- 4 updates
The Royle Family and Mrs Merton star Caroline Aherne has announced she is battling lung cancer.
The actress and comedian has already had bladder and eye cancer.
She's also backing a partnership to improve care for cancer patients
The comedian and actor John Thompson has told the Manchester Evening News that his friend Caroline Aherne "will keep laughing" as she battles lung cancer.
Thompson said: “She’s one of my oldest friends. We’ve worked together for years and I just wish her well.
“She’s quite stoic and I’d say to her: ‘Keep your chin up, I’m thinking about you always.’
“She’s got a brilliant sense of humour, as we all know, and that’s one of those things in this situation that will get her through it. I know no matter how poorly she is, she’ll be laughing.”

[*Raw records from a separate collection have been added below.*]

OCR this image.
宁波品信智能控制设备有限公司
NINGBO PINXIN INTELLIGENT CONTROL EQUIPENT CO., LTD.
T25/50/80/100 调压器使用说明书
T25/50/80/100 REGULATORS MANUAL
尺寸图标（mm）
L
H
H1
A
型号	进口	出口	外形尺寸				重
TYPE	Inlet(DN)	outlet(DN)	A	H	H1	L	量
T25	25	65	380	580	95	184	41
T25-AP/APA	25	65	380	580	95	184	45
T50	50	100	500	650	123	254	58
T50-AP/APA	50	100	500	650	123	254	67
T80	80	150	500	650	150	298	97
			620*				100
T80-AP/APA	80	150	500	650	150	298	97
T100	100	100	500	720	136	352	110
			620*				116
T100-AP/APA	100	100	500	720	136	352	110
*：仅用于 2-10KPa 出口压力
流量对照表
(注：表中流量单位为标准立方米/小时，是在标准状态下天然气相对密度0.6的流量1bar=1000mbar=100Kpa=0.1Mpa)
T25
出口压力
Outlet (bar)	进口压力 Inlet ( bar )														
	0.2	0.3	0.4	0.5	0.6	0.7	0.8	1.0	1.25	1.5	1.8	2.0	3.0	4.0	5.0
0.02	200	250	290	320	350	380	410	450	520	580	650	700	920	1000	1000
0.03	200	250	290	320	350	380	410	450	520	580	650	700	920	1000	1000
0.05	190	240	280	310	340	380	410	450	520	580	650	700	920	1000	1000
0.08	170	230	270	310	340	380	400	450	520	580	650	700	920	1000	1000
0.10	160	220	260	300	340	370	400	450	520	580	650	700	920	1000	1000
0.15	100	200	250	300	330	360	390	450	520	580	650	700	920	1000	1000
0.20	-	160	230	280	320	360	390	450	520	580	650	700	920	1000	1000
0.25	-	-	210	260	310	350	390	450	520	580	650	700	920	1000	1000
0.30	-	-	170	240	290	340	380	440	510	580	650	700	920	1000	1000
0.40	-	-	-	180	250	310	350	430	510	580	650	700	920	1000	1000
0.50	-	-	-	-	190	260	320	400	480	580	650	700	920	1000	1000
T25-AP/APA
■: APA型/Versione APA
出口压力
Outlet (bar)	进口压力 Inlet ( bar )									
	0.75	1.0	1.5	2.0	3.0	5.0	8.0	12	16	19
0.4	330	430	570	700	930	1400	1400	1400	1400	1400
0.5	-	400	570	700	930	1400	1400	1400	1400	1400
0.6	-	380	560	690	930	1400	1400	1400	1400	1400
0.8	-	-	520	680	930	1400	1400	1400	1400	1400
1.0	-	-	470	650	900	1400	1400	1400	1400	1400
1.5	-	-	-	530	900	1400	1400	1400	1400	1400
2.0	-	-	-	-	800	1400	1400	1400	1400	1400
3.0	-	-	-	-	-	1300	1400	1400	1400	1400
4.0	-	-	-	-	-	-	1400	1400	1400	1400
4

Comedian and actress Caroline Aherne, who revealed she is fighting lung cancer, said she wants to continue narrating hit Channel 4 show Gogglebox.
She said: "I will be narrating this week's Gogglebox, and I will continue to narrate Gogglebox for as long as Gogglebox want me."
The award winning writer, actress and comedian Caroline Aherne has revealed that she is fighting lung cancer.
The Royle Family and Mrs Merton creator has been undergoing treatment for the cancer in Manchester.
Caroline, who was raised in Wythenshawe, revealed her fight as she backed a £3.4m bid to improve care for cancer patients in the city.
She said: “I’ve had cancer and my brother’s had cancer and we know how it affects people.
We’re lucky in Manchester to have some of the best bits of cancer care with places like The Christie, the Nightingale Centre and the Cecelia Centre at Wythenshawe Hospital and St Ann’s Hopice - and the last thing I want to do is knock the fantastic work that goes on in this city [...]
"But even the best doctors, nurses and managers on earth aren’t going to be able to understand what needs improving unless people affected by cancer in Manchester get involved and tell them what needs to change."
“It’s truly shocking to learn that Manchester came bottom out of 150 areas in England for premature deaths from cancer. Our survival rates are a quarter lower than average and the number of people getting lung cancer is a third higher here than in the rest of England.
There are too many stories about bad communication leading to patients waiting too long and feeling ignored and abandoned and that same bad communication is contributing to poor statistics on cancer."